Every day, thousands of police officers perform their role with the utmost ethical and professional approach. Even so, most police forces contain some individuals who engage in wrongdoing of one sort or another. While these allegations and incidents need accountability and investigating, ultimately the person in charge of an organisation must bear at least some responsibility for the actions of its members.
Studying history should allow us to learn from its mistakes. Unfortunately, the Met police has a history of major corruption and high-profile scandals. Allegations of corruption dogged vice squad officers in the 1960s and in the 1980s. The Scarman report highlighted problems between police and ethnic minority communities. Most famously, the MacPherson report in 1999 identified institutional racism in the police following the murder of London teenager Stephen Lawrence.
Perhaps there is a bigger question here – one about the structure of the Met itself. It is well known that an organisation’s culture can be driven and changed by a strong leadership.
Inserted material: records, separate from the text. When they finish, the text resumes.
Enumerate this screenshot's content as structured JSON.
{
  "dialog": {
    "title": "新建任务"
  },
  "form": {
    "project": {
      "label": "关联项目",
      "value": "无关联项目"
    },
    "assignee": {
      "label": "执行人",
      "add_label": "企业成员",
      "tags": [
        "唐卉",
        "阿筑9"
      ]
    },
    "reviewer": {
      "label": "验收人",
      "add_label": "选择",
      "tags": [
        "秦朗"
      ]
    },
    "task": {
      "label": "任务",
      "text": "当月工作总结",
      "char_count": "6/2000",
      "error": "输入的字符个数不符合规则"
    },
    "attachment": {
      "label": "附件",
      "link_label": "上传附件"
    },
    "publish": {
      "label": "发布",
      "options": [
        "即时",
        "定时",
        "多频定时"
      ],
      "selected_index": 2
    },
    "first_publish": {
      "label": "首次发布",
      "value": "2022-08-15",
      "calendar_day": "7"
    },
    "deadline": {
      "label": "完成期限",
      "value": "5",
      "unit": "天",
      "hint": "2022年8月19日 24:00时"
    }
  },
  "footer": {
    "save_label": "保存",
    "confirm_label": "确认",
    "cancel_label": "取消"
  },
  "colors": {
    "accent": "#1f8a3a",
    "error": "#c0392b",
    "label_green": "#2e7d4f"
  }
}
Dick often appeared to apologise to victims without really acknowledging that, at the core of her organisation, something was wrong. This potentially signalled to those inside the police culture that there was no need to change.
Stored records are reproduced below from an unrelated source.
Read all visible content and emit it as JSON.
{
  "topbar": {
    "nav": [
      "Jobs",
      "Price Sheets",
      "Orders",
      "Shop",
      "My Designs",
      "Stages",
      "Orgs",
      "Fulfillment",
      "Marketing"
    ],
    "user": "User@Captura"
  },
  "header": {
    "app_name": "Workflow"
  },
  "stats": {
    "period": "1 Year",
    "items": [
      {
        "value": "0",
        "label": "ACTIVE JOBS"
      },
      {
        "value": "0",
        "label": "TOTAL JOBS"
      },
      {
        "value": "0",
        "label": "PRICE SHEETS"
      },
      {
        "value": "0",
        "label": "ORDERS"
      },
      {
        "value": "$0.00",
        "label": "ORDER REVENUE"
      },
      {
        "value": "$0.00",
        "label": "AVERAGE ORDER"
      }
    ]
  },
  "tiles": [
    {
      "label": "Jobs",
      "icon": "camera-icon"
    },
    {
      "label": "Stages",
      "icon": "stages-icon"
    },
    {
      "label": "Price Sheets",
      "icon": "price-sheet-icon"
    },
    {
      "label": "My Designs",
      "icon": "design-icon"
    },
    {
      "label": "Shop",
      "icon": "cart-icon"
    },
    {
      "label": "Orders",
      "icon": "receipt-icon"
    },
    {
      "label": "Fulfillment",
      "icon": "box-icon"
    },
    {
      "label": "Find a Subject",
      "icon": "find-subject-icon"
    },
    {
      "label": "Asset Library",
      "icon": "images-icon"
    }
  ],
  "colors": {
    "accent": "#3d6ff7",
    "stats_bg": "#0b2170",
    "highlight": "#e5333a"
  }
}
The problem of making sure police are accountable for their actions is not a new one for any senior leaders in police organisations. However, compared to most other forces in England and Wales, the Met is extremely large. It has multiple layers of management and various different leadership roles.
As of January 2021, the Met employed nearly 50,000 people, including over 33,000 police officers. This is a massive number of people for one commissioner to oversee. It meant that in order to drive forward her vision for change, and tackle racism and other issues, Dick had to depend on more junior officers to share her vision and tackle inappropriate behaviour. That’s something almost impossible in such a large organisation.
One of the peculiarities of policing as an occupation is that much of it, especially frontline work, is conducted without supervision and relies upon the ethical decision making of individual officers. The opportunity within such a large organisation for misconduct is enormous and, in many cases, undetectable.
In addition, the police subculture is a very strong and resistant one. It relies on cooperation between officers of different ranks and encourages a perception of an “us against the world” mentality – often referred to as the “thin blue line” that defends civil society from anarchy.
The structure of policing currently means that junior and senior leaders are mainly promoted through the ranks, and thus are exposed to this culture throughout their career. It should not be surprising therefore that this culture may influence decision making.
Clearly, the CEO (for that is, in reality, what the commissioner of the Metropolitan Police is) of a large organisation has to answer for the way in which that organisation carries out its functions. Generally speaking, the CEO should also be instrumental in forming and changing an organisations culture and attitudes.
Dick has acknowledged as much and, in this respect, joins other commissioners such as David McNee (1977-1982), Robert Mark (1972-1977) and Ian Blair (2005-2008), all of whom identified and attempted to tackle corruption and criminality in the Metropolitan Police. The organisational structure, coupled with organisational resistance to change, appears to have thwarted them every time.
Misconduct in the Met preceded Cressida Dick, and will long outlast her. If anything, the commissioner’s role in exercising control over police culture and dealing with ongoing allegations of misconduct is an impossible mandate. Dick may have suffered the public disgrace of removal from her job because of this, but whoever comes next will face the same challenge.